Gralinski, da UNC-Chapel Hill, acrescenta que, como o remdesivir interrompe a replicação viral, ele só pode ser eficaz nos estágios iniciais da covid-19. Quando alguém apresenta sintomas graves, grande parte do dano causado é do próprio sistema imunológico do paciente. Em estudos anteriores realizados em camundongos, Gralinski descobriu que o tratamento deve começar 24 a 36 horas após a infecção para evitar consequências graves.
“É compreensível que se deseja testar esses medicamentos nos pacientes mais afetados e com maior necessidade de intervenção”, diz ela. “Mas se alguém está com muita dificuldade respiratória, a condição é causada muito mais pela resposta imune ao hospedeiro” do que pelo próprio vírus.

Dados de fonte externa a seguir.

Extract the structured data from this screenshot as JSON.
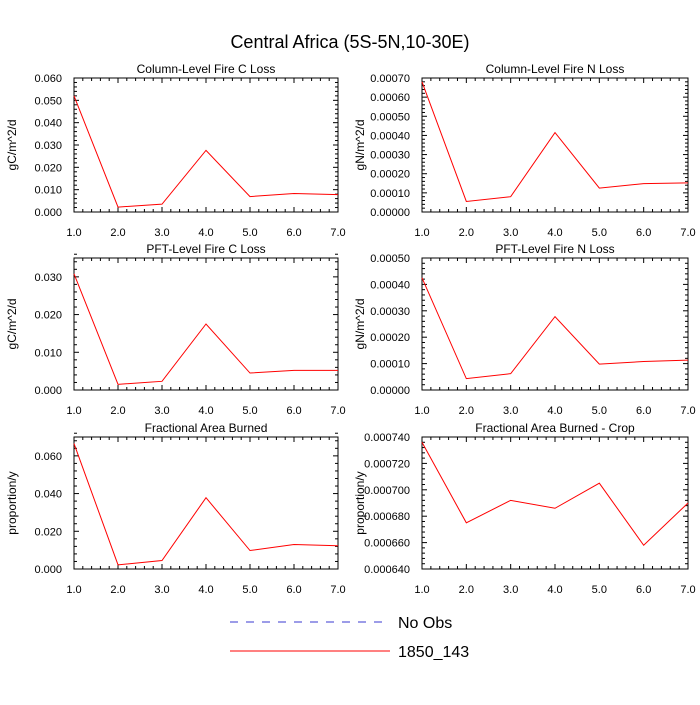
{
  "figure": {
    "title": "Central Africa (5S-5N,10-30E)",
    "legend": [
      {
        "label": "No Obs",
        "color": "#3a3ad0",
        "dash": true
      },
      {
        "label": "1850_143",
        "color": "#ff0000",
        "dash": false
      }
    ]
  },
  "chart_data": [
    {
      "type": "line",
      "title": "Column-Level Fire C Loss",
      "xlabel": "",
      "ylabel": "gC/m^2/d",
      "xlim": [
        1.0,
        7.0
      ],
      "ylim": [
        0.0,
        0.06
      ],
      "xticks": [
        "1.0",
        "2.0",
        "3.0",
        "4.0",
        "5.0",
        "6.0",
        "7.0"
      ],
      "yticks": [
        "0.000",
        "0.010",
        "0.020",
        "0.030",
        "0.040",
        "0.050",
        "0.060"
      ],
      "series": [
        {
          "name": "1850_143",
          "color": "#ff0000",
          "x": [
            1,
            2,
            3,
            4,
            5,
            6,
            7
          ],
          "y": [
            0.052,
            0.0022,
            0.0035,
            0.0276,
            0.0069,
            0.0083,
            0.0078
          ]
        }
      ]
    },
    {
      "type": "line",
      "title": "Column-Level Fire N Loss",
      "xlabel": "",
      "ylabel": "gN/m^2/d",
      "xlim": [
        1.0,
        7.0
      ],
      "ylim": [
        0.0,
        0.0007
      ],
      "xticks": [
        "1.0",
        "2.0",
        "3.0",
        "4.0",
        "5.0",
        "6.0",
        "7.0"
      ],
      "yticks": [
        "0.00000",
        "0.00010",
        "0.00020",
        "0.00030",
        "0.00040",
        "0.00050",
        "0.00060",
        "0.00070"
      ],
      "series": [
        {
          "name": "1850_143",
          "color": "#ff0000",
          "x": [
            1,
            2,
            3,
            4,
            5,
            6,
            7
          ],
          "y": [
            0.00068,
            5.5e-05,
            8e-05,
            0.000415,
            0.000125,
            0.000148,
            0.000152
          ]
        }
      ]
    },
    {
      "type": "line",
      "title": "PFT-Level Fire C Loss",
      "xlabel": "",
      "ylabel": "gC/m^2/d",
      "xlim": [
        1.0,
        7.0
      ],
      "ylim": [
        0.0,
        0.035
      ],
      "xticks": [
        "1.0",
        "2.0",
        "3.0",
        "4.0",
        "5.0",
        "6.0",
        "7.0"
      ],
      "yticks": [
        "0.000",
        "0.010",
        "0.020",
        "0.030"
      ],
      "series": [
        {
          "name": "1850_143",
          "color": "#ff0000",
          "x": [
            1,
            2,
            3,
            4,
            5,
            6,
            7
          ],
          "y": [
            0.0308,
            0.0015,
            0.0023,
            0.0175,
            0.0045,
            0.0052,
            0.0052
          ]
        }
      ]
    },
    {
      "type": "line",
      "title": "PFT-Level Fire N Loss",
      "xlabel": "",
      "ylabel": "gN/m^2/d",
      "xlim": [
        1.0,
        7.0
      ],
      "ylim": [
        0.0,
        0.0005
      ],
      "xticks": [
        "1.0",
        "2.0",
        "3.0",
        "4.0",
        "5.0",
        "6.0",
        "7.0"
      ],
      "yticks": [
        "0.00000",
        "0.00010",
        "0.00020",
        "0.00030",
        "0.00040",
        "0.00050"
      ],
      "series": [
        {
          "name": "1850_143",
          "color": "#ff0000",
          "x": [
            1,
            2,
            3,
            4,
            5,
            6,
            7
          ],
          "y": [
            0.000425,
            4.3e-05,
            6.2e-05,
            0.000278,
            9.8e-05,
            0.000108,
            0.000113
          ]
        }
      ]
    },
    {
      "type": "line",
      "title": "Fractional Area Burned",
      "xlabel": "",
      "ylabel": "proportion/y",
      "xlim": [
        1.0,
        7.0
      ],
      "ylim": [
        0.0,
        0.07
      ],
      "xticks": [
        "1.0",
        "2.0",
        "3.0",
        "4.0",
        "5.0",
        "6.0",
        "7.0"
      ],
      "yticks": [
        "0.000",
        "0.020",
        "0.040",
        "0.060"
      ],
      "series": [
        {
          "name": "1850_143",
          "color": "#ff0000",
          "x": [
            1,
            2,
            3,
            4,
            5,
            6,
            7
          ],
          "y": [
            0.0665,
            0.0022,
            0.0045,
            0.0378,
            0.0098,
            0.013,
            0.0123
          ]
        }
      ]
    },
    {
      "type": "line",
      "title": "Fractional Area Burned - Crop",
      "xlabel": "",
      "ylabel": "proportion/y",
      "xlim": [
        1.0,
        7.0
      ],
      "ylim": [
        0.00064,
        0.00074
      ],
      "xticks": [
        "1.0",
        "2.0",
        "3.0",
        "4.0",
        "5.0",
        "6.0",
        "7.0"
      ],
      "yticks": [
        "0.000640",
        "0.000660",
        "0.000680",
        "0.000700",
        "0.000720",
        "0.000740"
      ],
      "series": [
        {
          "name": "1850_143",
          "color": "#ff0000",
          "x": [
            1,
            2,
            3,
            4,
            5,
            6,
            7
          ],
          "y": [
            0.000736,
            0.000675,
            0.000692,
            0.000686,
            0.000705,
            0.000658,
            0.00069
          ]
        }
      ]
    }
  ]
}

Um veredicto sobre o remdesivir pode sair em breve, pois espera-se que dois grandes estudos na China divulguem seus resultados ainda este mês. Kalil, que está realizando o estudo sobre remdesivir da Universidade de Nebraska como parte de uma iniciativa do Instituto Nacional de Alergias e Doenças Infecciosas dos Estados Unidos, diz que a coleta de dados pode ser concluída em algumas semanas, com os primeiros resultados disponíveis em maio. Ele acrescenta que o estudo deles tem pacientes suficientes — de 500 a 600 — o que permite afirmar se casos moderados e graves respondem ao medicamento.
“Isso é extraordinário. Trabalho com estudos clínicos há 20 anos, e o período de realização do estudo é um recorde”, afirma Kalil. “Nós, como cientistas e médicos, aprendemos as lições do passado e colocamos tudo em prática mais rápido do que nunca.”